Irak al Mundial: 40 años de espera y un viaje épico
La clasificación de Irak para su primer Mundial en cuatro décadas no se entiende solo mirando una tabla. Hay que mirar los mapas, las carreteras, los aeropuertos cerrados y las fronteras. Hay que mirar un país en guerra que, aun así, encontró la forma de poner a 26 futbolistas en un avión rumbo a Monterrey para jugar “el partido más importante de sus vidas”, como lo define René Meulensteen, asistente del seleccionador Graham Arnold.
Antes de llegar a ese césped mexicano, hubo un maratón que ningún otro equipo tuvo que correr.

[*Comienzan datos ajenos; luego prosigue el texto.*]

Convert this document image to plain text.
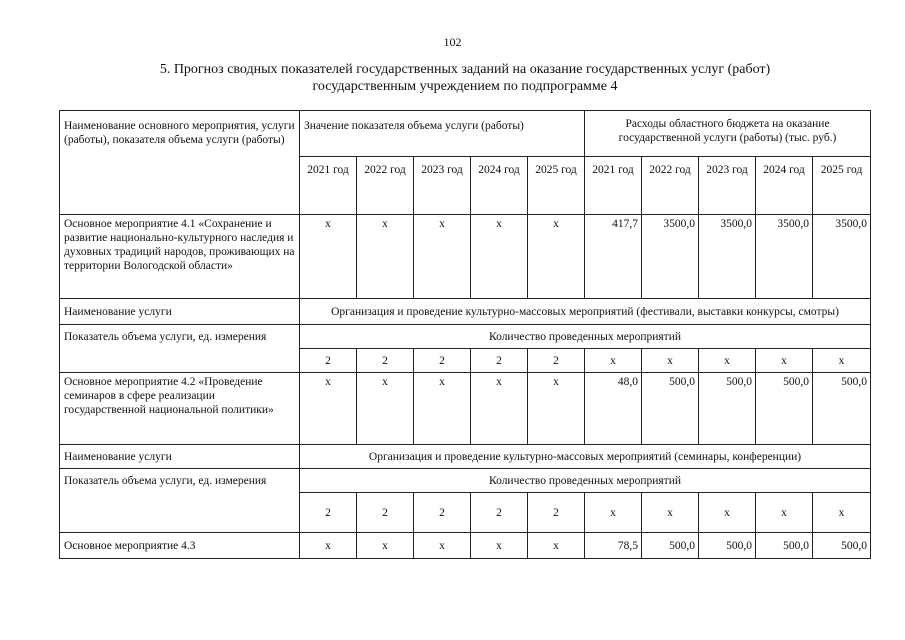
102
5. Прогноз сводных показателей государственных заданий на оказание государственных услуг (работ)
государственным учреждением по подпрограмме 4
Наименование основного мероприятия, услуги (работы), показателя объема услуги (работы)	Значение показателя объема услуги (работы)					Расходы областного бюджета на оказание государственной услуги (работы) (тыс. руб.)				
	2021 год	2022 год	2023 год	2024 год	2025 год	2021 год	2022 год	2023 год	2024 год	2025 год
Основное мероприятие 4.1 «Сохранение и развитие национально-культурного наследия и духовных традиций народов, проживающих на территории Вологодской области»	x	x	x	x	x	417,7	3500,0	3500,0	3500,0	3500,0
Наименование услуги	Организация и проведение культурно-массовых мероприятий (фестивали, выставки конкурсы, смотры)									
Показатель объема услуги, ед. измерения	Количество проведенных мероприятий									
	2	2	2	2	2	x	x	x	x	x
Основное мероприятие 4.2 «Проведение семинаров в сфере реализации государственной национальной политики»	x	x	x	x	x	48,0	500,0	500,0	500,0	500,0
Наименование услуги	Организация и проведение культурно-массовых мероприятий (семинары, конференции)									
Показатель объема услуги, ед. измерения	Количество проведенных мероприятий									
	2	2	2	2	2	x	x	x	x	x
Основное мероприятие 4.3	x	x	x	x	x	78,5	500,0	500,0	500,0	500,0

De ciudad en ciudad, de guerra en guerra
Con el país arrastrado de nuevo al conflicto en Oriente Medio y el espacio aéreo cerrado, la logística se convirtió en una odisea. Varios jugadores y miembros del cuerpo técnico tuvieron que cruzar Irak en coche o autobús hasta Bagdad. Ocho horas de viaje para algunos, solo para empezar.
Desde la capital, el siguiente tramo fue casi surrealista para un equipo de élite: unas 15 horas por carreteras llenas de baches hasta Ammán, en Jordania, uno de los pocos puntos desde donde aún salían vuelos. Allí fueron confluyendo también los futbolistas que militan en clubes asiáticos, cada uno encontrando su propia ruta hasta ese punto de encuentro.

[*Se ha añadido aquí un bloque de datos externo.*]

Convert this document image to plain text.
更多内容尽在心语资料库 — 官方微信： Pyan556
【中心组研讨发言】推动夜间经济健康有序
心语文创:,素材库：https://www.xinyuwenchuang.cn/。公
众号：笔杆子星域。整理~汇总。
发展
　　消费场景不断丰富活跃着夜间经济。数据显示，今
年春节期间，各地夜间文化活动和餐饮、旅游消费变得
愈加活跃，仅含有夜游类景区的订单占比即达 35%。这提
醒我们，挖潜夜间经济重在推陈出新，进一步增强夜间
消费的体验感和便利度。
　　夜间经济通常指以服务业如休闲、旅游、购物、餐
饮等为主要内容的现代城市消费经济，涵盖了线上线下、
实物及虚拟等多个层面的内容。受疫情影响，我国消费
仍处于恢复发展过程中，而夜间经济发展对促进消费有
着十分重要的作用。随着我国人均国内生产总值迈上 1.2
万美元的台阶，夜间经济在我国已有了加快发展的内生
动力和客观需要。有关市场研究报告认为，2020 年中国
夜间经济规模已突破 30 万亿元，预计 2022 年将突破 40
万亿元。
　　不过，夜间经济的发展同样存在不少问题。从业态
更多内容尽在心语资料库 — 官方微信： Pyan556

Fifa había preparado un chárter privado. Ni eso salió fácil. Nueve horas de retraso en el despegue. Luego, ocho horas de vuelo hasta Lisboa, dos horas de escala, otras 12 horas hasta México. Un itinerario que, sumado, se parece más al de un éxodo que al de una selección mundialista.
Y, sin embargo, al final llegaron con margen para recuperar piernas y cabeza. Lo suficiente para ganar 2-1 a Bolivia y sellar el último billete disponible para el Mundial.

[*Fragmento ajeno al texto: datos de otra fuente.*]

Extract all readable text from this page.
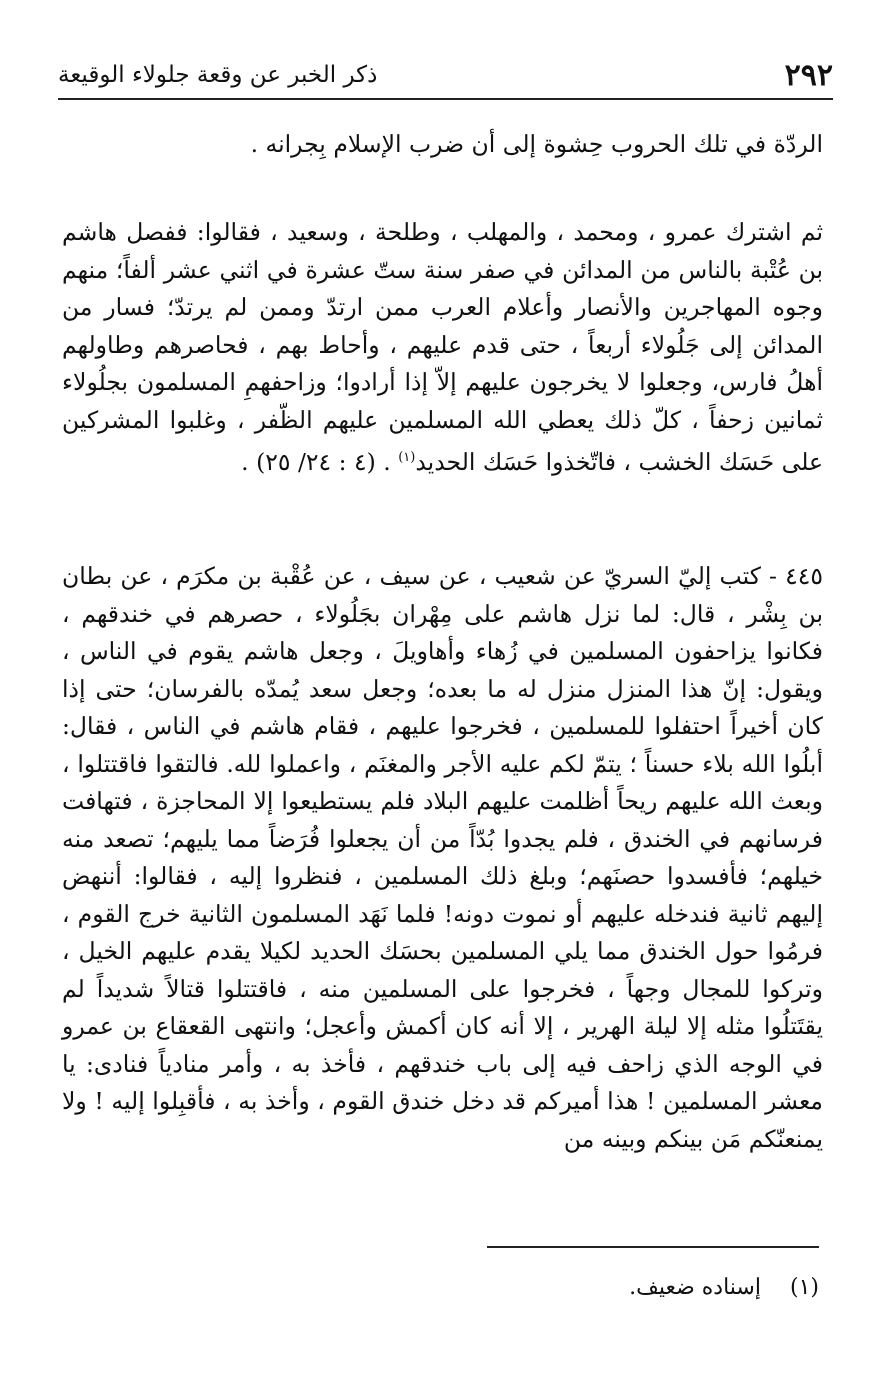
٢٩٢
ذكر الخبر عن وقعة جلولاء الوقيعة

الردّة في تلك الحروب حِشوة إلى أن ضرب الإسلام بِجرانه .

ثم اشترك عمرو ، ومحمد ، والمهلب ، وطلحة ، وسعيد ، فقالوا: ففصل هاشم بن عُتْبة بالناس من المدائن في صفر سنة ستّ عشرة في اثني عشر ألفاً؛ منهم وجوه المهاجرين والأنصار وأعلام العرب ممن ارتدّ وممن لم يرتدّ؛ فسار من المدائن إلى جَلُولاء أربعاً ، حتى قدم عليهم ، وأحاط بهم ، فحاصرهم وطاولهم أهلُ فارس، وجعلوا لا يخرجون عليهم إلاّ إذا أرادوا؛ وزاحفهمِ المسلمون بجلُولاء ثمانين زحفاً ، كلّ ذلك يعطي الله المسلمين عليهم الظّفر ، وغلبوا المشركين على حَسَك الخشب ، فاتّخذوا حَسَك الحديد$^{(١)}$ . (٤ : ٢٤/ ٢٥) .

٤٤٥ - كتب إليّ السريّ عن شعيب ، عن سيف ، عن عُقْبة بن مكرَم ، عن بطان بن بِشْر ، قال: لما نزل هاشم على مِهْران بجَلُولاء ، حصرهم في خندقهم ، فكانوا يزاحفون المسلمين في زُهاء وأهاويلَ ، وجعل هاشم يقوم في الناس ، ويقول: إنّ هذا المنزل منزل له ما بعده؛ وجعل سعد يُمدّه بالفرسان؛ حتى إذا كان أخيراً احتفلوا للمسلمين ، فخرجوا عليهم ، فقام هاشم في الناس ، فقال: أبلُوا الله بلاء حسناً ؛ يتمّ لكم عليه الأجر والمغنَم ، واعملوا لله. فالتقوا فاقتتلوا ، وبعث الله عليهم ريحاً أظلمت عليهم البلاد فلم يستطيعوا إلا المحاجزة ، فتهافت فرسانهم في الخندق ، فلم يجدوا بُدّاً من أن يجعلوا فُرَضاً مما يليهم؛ تصعد منه خيلهم؛ فأفسدوا حصنَهم؛ وبلغ ذلك المسلمين ، فنظروا إليه ، فقالوا: أننهض إليهم ثانية فندخله عليهم أو نموت دونه! فلما نَهَد المسلمون الثانية خرج القوم ، فرمُوا حول الخندق مما يلي المسلمين بحسَك الحديد لكيلا يقدم عليهم الخيل ، وتركوا للمجال وجهاً ، فخرجوا على المسلمين منه ، فاقتتلوا قتالاً شديداً لم يقتَتلُوا مثله إلا ليلة الهرير ، إلا أنه كان أكمش وأعجل؛ وانتهى القعقاع بن عمرو في الوجه الذي زاحف فيه إلى باب خندقهم ، فأخذ به ، وأمر منادياً فنادى: يا معشر المسلمين ! هذا أميركم قد دخل خندق القوم ، وأخذ به ، فأقبِلوا إليه ! ولا يمنعنّكم مَن بينكم وبينه من

(١) إسناده ضعيف.
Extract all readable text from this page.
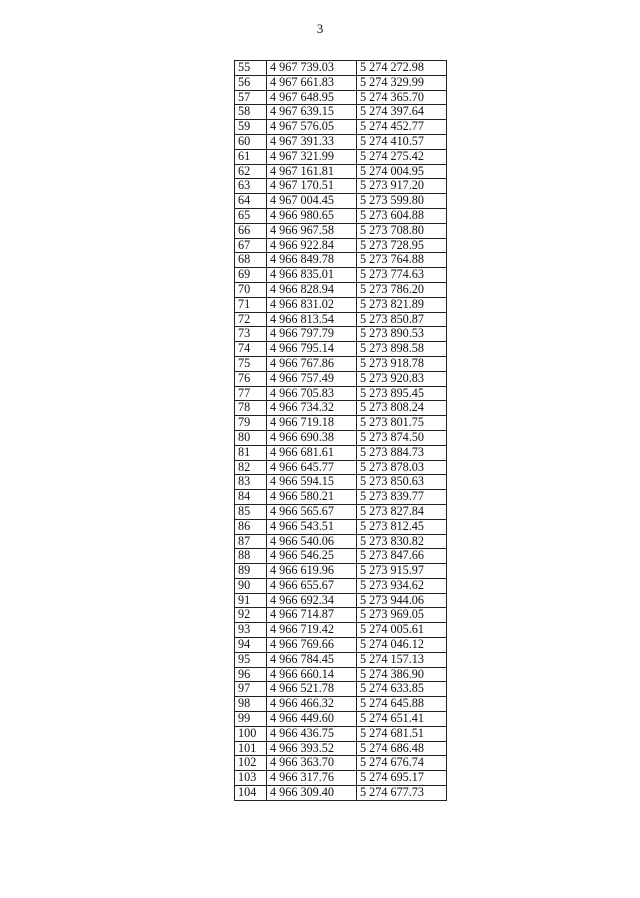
3
55	4 967 739.03	5 274 272.98
56	4 967 661.83	5 274 329.99
57	4 967 648.95	5 274 365.70
58	4 967 639.15	5 274 397.64
59	4 967 576.05	5 274 452.77
60	4 967 391.33	5 274 410.57
61	4 967 321.99	5 274 275.42
62	4 967 161.81	5 274 004.95
63	4 967 170.51	5 273 917.20
64	4 967 004.45	5 273 599.80
65	4 966 980.65	5 273 604.88
66	4 966 967.58	5 273 708.80
67	4 966 922.84	5 273 728.95
68	4 966 849.78	5 273 764.88
69	4 966 835.01	5 273 774.63
70	4 966 828.94	5 273 786.20
71	4 966 831.02	5 273 821.89
72	4 966 813.54	5 273 850.87
73	4 966 797.79	5 273 890.53
74	4 966 795.14	5 273 898.58
75	4 966 767.86	5 273 918.78
76	4 966 757.49	5 273 920.83
77	4 966 705.83	5 273 895.45
78	4 966 734.32	5 273 808.24
79	4 966 719.18	5 273 801.75
80	4 966 690.38	5 273 874.50
81	4 966 681.61	5 273 884.73
82	4 966 645.77	5 273 878.03
83	4 966 594.15	5 273 850.63
84	4 966 580.21	5 273 839.77
85	4 966 565.67	5 273 827.84
86	4 966 543.51	5 273 812.45
87	4 966 540.06	5 273 830.82
88	4 966 546.25	5 273 847.66
89	4 966 619.96	5 273 915.97
90	4 966 655.67	5 273 934.62
91	4 966 692.34	5 273 944.06
92	4 966 714.87	5 273 969.05
93	4 966 719.42	5 274 005.61
94	4 966 769.66	5 274 046.12
95	4 966 784.45	5 274 157.13
96	4 966 660.14	5 274 386.90
97	4 966 521.78	5 274 633.85
98	4 966 466.32	5 274 645.88
99	4 966 449.60	5 274 651.41
100	4 966 436.75	5 274 681.51
101	4 966 393.52	5 274 686.48
102	4 966 363.70	5 274 676.74
103	4 966 317.76	5 274 695.17
104	4 966 309.40	5 274 677.73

Monterrey, un círculo que se cierra
El escenario no era un detalle menor. México fue la sede de la única participación previa de Irak en un Mundial, en 1986. Monterrey, por tanto, no era solo un lugar en el mapa, sino un guiño a la historia.
“Les dijimos a los jugadores: ‘Tomemos conciencia del viaje que hemos hecho para llegar hasta aquí y quizá este partido tenía que ser aquí, donde Irak jugó su anterior Mundial’”, cuenta Meulensteen.
En la grada, el ambiente sorprendió a muchos. Las entradas restantes fueron repartidas entre aficionados locales, y el resto lo pusieron los iraquíes residentes en Estados Unidos. Resultado: un estadio con un bloque ruidoso, colorido, que empujó a Irak como si estuviera en casa.
El 2-1 ante Bolivia no fue solo un marcador. Fue una válvula de escape.
Un país que necesitaba algo que celebrar
En Bagdad era de madrugada cuando el balón cruzó la línea por última vez. Las imágenes que llegaron al cuerpo técnico hablaban solas: calles desbordadas, coches tocando el claxon, banderas ondeando en medio de una ciudad acostumbrada a otro tipo de explosiones.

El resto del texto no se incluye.